An examination of 18 European registries reveals that between 2005 and 2009 only the 64% of Down's syndrome cases were diagnosed through prenatal testing. This percentage indicates that, considering only the European areas under examination, about 1700 infants were born with Down's syndrome without parents being aware of it before birth. Once these children are born, there is no choice for the parents but to keep the child, which sometimes is exactly what they would not have done if the disease had been diagnosed before birth.

The authors conclude that “if a disease has not been detected during the pregnancy, if something went wrong during the delivery, or if economical, social or psychological circumstances change such that taking care of the offspring becomes an unbearable burden on someone, then people should be given the chance of not being forced to do something they cannot afford.” And it isn’t clear where the line against infanticide would be drawn. “We do not put forward any claim about the moment at which after-birth abortion would no longer be permissible,” Giubilini and Minerva write. They doubt that “more than a few days would be necessary for doctors to detect any abnormality in the child.” But critics are already noting that many defects are discovered later.

In sum, the authors argue:

If criteria such as the costs (social, psychological, economic) for the potential parents are good enough reasons for having an abortion even when the fetus is healthy, if the moral status of the newborn is the same as that of the infant and if neither has any moral value by virtue of being a potential person, then the same reasons which justify abortion should also justify the killing of the potential person when it is at the stage of a newborn.

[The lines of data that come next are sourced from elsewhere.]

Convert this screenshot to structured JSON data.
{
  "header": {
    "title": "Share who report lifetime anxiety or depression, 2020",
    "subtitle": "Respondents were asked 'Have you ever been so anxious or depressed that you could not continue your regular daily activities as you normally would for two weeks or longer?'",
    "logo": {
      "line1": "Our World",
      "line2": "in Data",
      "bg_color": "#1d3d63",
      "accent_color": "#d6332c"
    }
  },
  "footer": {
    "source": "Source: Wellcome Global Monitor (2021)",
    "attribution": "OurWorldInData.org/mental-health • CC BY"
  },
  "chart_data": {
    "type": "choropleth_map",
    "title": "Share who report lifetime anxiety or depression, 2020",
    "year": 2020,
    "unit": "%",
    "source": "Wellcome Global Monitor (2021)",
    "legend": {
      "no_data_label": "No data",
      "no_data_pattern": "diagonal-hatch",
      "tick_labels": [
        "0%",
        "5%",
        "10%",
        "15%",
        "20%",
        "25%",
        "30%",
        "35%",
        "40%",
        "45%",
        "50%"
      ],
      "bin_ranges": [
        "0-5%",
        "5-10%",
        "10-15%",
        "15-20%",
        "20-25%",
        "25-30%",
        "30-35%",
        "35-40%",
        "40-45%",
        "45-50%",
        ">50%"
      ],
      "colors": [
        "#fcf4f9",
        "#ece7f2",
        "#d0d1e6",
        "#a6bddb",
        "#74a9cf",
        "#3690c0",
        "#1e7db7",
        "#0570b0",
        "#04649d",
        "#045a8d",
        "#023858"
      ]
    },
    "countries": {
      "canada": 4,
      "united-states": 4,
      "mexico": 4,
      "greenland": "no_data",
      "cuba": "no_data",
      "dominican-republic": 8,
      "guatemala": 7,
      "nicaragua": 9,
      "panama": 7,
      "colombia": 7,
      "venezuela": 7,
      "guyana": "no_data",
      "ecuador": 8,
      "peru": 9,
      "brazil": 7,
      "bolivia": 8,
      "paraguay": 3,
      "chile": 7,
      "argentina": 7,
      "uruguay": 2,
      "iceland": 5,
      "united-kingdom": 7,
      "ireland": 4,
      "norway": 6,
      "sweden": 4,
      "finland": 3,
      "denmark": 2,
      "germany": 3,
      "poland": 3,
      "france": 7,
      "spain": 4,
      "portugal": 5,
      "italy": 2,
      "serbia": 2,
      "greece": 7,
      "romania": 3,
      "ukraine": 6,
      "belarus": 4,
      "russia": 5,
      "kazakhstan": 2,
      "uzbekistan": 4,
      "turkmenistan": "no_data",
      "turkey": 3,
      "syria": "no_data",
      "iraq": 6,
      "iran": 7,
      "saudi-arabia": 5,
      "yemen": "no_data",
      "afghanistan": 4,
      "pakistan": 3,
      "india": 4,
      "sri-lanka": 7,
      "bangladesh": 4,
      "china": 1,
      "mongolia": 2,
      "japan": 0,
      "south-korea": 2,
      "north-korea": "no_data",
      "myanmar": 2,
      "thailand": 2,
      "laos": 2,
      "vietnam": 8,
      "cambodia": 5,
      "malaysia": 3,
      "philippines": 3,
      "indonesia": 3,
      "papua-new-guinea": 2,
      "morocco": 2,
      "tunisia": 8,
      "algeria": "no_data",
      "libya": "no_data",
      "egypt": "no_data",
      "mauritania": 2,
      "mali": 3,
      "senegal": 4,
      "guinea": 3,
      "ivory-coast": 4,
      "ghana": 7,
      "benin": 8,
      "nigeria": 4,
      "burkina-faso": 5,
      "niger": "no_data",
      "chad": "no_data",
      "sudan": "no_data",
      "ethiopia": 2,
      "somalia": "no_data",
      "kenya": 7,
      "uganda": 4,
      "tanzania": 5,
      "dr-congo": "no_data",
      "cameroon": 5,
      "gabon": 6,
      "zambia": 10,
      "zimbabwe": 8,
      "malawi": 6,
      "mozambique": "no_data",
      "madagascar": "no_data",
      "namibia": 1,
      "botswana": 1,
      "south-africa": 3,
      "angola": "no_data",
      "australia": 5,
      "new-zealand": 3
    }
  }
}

I don’t buy this argument, in part because I agree with Furedi that something profound changes at birth: The woman’s bodily autonomy is no longer at stake. But I also think that the value of the unborn human increases throughout its development. Furedi rejects that view, and her rejection doesn’t stop at birth. As she explained in our debate last fall, “There is nothing magical about passing through the birth canal that transforms it from a fetus into a person.”

The challenge posed to Furedi and other pro-choice absolutists by “after-birth abortion” is this: How do they answer the argument, advanced by Giubilini and Minerva, that any maternal interest, such as the burden of raising a gravely defective newborn, trumps the value of that freshly delivered nonperson? What value does the newborn have? At what point did it acquire that value? And why should the law step in to protect that value against the judgment of a woman and her doctor?